The looks of the bottle are the typical label design for a Two Roads brew, as opposed to their limited runs and other specialty brews. This beer has a stained glass themed seal of two arms crossing each other, as well as little images of their brewery, a thumbs up and a two-finger peace sign. At the neck of the bottle is drawing of fuzzy dice with coffee beans replacing the eyes of the dice. “BIG FLAVORS MERGING AHEAD!” is written on the side of the neck, indicating that we are in for a strong beer.
Please pour this beer out of the bottle and into a chilled pint glass, something most beers deserve, but this stout especially. I would like to take the time to pass along the knowledge that I gained while at the Guinness factory in Dublin, Ireland. As a graduate of the “Perfect Pour Academy,” I believe understanding how to pour a stout can help the beer breathe, and ultimately enhance your beer drinking experience. Plus it looks fancy. The best way to pour a stout is to pour the beer out gently down the side of a glass at 45-degree angle, about a third of the way up the glass, and allow a gentle head to form. Once the beer has settled, slowly pour the rest of the stout into the center of the beer when it is upright on a flat surface. If done correctly, the perfect head will form without going over the lip of the pint glass.

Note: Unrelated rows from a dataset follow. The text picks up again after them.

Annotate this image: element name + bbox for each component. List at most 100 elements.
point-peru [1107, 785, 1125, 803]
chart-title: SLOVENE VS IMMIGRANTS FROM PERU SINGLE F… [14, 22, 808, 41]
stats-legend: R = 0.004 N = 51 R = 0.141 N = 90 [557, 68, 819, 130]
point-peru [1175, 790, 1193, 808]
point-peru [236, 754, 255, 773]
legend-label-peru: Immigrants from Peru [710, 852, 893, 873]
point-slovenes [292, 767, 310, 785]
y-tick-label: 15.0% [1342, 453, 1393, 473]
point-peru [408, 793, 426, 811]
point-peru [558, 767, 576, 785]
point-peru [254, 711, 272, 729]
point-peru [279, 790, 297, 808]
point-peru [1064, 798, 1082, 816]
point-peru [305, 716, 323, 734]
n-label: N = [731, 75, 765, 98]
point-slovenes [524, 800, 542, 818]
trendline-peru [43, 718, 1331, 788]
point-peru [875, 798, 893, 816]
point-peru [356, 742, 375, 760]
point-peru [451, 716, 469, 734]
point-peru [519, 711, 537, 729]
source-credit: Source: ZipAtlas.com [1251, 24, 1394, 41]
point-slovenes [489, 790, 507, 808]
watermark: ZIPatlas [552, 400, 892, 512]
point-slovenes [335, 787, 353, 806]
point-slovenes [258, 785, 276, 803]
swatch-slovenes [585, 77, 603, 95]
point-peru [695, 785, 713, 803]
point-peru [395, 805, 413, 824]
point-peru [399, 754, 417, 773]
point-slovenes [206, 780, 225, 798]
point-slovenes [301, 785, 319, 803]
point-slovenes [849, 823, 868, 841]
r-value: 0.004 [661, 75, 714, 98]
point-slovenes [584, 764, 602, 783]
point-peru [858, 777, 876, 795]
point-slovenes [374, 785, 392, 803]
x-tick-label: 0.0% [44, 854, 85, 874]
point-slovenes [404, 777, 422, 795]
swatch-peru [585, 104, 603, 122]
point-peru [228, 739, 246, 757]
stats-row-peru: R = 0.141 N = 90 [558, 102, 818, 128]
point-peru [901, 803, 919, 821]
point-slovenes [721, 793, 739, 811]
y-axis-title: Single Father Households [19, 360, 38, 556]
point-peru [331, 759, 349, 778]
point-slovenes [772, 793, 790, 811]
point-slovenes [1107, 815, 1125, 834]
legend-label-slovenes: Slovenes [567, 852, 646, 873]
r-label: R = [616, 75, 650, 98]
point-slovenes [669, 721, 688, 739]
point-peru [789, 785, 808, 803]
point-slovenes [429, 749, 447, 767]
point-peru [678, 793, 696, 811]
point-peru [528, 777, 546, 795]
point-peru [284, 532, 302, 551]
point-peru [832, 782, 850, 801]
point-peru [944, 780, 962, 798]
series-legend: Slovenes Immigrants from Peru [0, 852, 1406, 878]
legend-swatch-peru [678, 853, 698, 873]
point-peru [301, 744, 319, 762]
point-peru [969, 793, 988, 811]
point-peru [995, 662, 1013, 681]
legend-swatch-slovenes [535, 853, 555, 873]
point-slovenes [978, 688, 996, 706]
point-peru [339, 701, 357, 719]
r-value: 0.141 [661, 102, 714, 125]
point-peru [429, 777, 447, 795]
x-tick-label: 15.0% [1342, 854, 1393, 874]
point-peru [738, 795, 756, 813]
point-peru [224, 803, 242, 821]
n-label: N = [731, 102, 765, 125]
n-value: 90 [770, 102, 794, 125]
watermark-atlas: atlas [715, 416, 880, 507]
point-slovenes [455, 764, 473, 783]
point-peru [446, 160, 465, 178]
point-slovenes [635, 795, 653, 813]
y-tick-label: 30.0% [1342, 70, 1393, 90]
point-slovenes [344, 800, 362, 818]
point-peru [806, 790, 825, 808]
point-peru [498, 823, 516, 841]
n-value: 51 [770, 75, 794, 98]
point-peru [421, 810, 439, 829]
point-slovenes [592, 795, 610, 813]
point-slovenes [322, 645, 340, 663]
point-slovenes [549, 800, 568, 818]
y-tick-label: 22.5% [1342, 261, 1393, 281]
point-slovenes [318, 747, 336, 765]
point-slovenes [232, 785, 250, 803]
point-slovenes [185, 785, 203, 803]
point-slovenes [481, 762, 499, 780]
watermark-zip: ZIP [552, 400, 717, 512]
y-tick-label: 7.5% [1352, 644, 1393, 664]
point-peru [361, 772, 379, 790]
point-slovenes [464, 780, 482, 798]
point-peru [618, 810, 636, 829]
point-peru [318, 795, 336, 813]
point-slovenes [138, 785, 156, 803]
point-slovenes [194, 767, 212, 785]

Now that you know how to pour, it’s time to taste. The color of this beer is pitch black, and that is not an exaggeration. If held up to the light, not even a sliver gets through this cold brew coffee stout. As a result, this beer’s head is a lovely dark brown. The nose is very peculiar, imparting notes of heavy minerality, dark roasted Ethiopian coffee, hazelnuts, dark chocolate and touches of vanilla. The body of this beer is a bit heavier than most stouts. It has a distinct thickness to it, but it is not present in the flavor, nor does it linger on the tongue. The middle notes are more akin to a cup of coffee; acidic and pleasantly bitter, combined with toasted oats, all with very little bite. The finish is relatively mild considering the stature of the beer’s dominating flavors. There is no lingering acidity or unpleasant mouth feel often associated with a cup of coffee.
This wonderfully complex stout would be great to have with breakfast. I’m not suggesting that you drink so early in the day but I pass no judgment on others during vacation hours. It should be said that this beer is caffeinated, and its buzz is unique, considering its ABV is at 6.5 percent. This beer would be a great after dinner drink, and could accompany many chocolate or nut-forward desserts well. A scoop of coffee ice cream would also create a wonderful float for this beer.
This beer is available locally at Storrs Wine and Spirits and at Price Chopper (with limited availability) for around $10 to $12 for a six-pack. Coffee and stout lovers unite this holiday season with a beer that is sure to keep you warm, but not too sleepy, to finish wrapping those presents.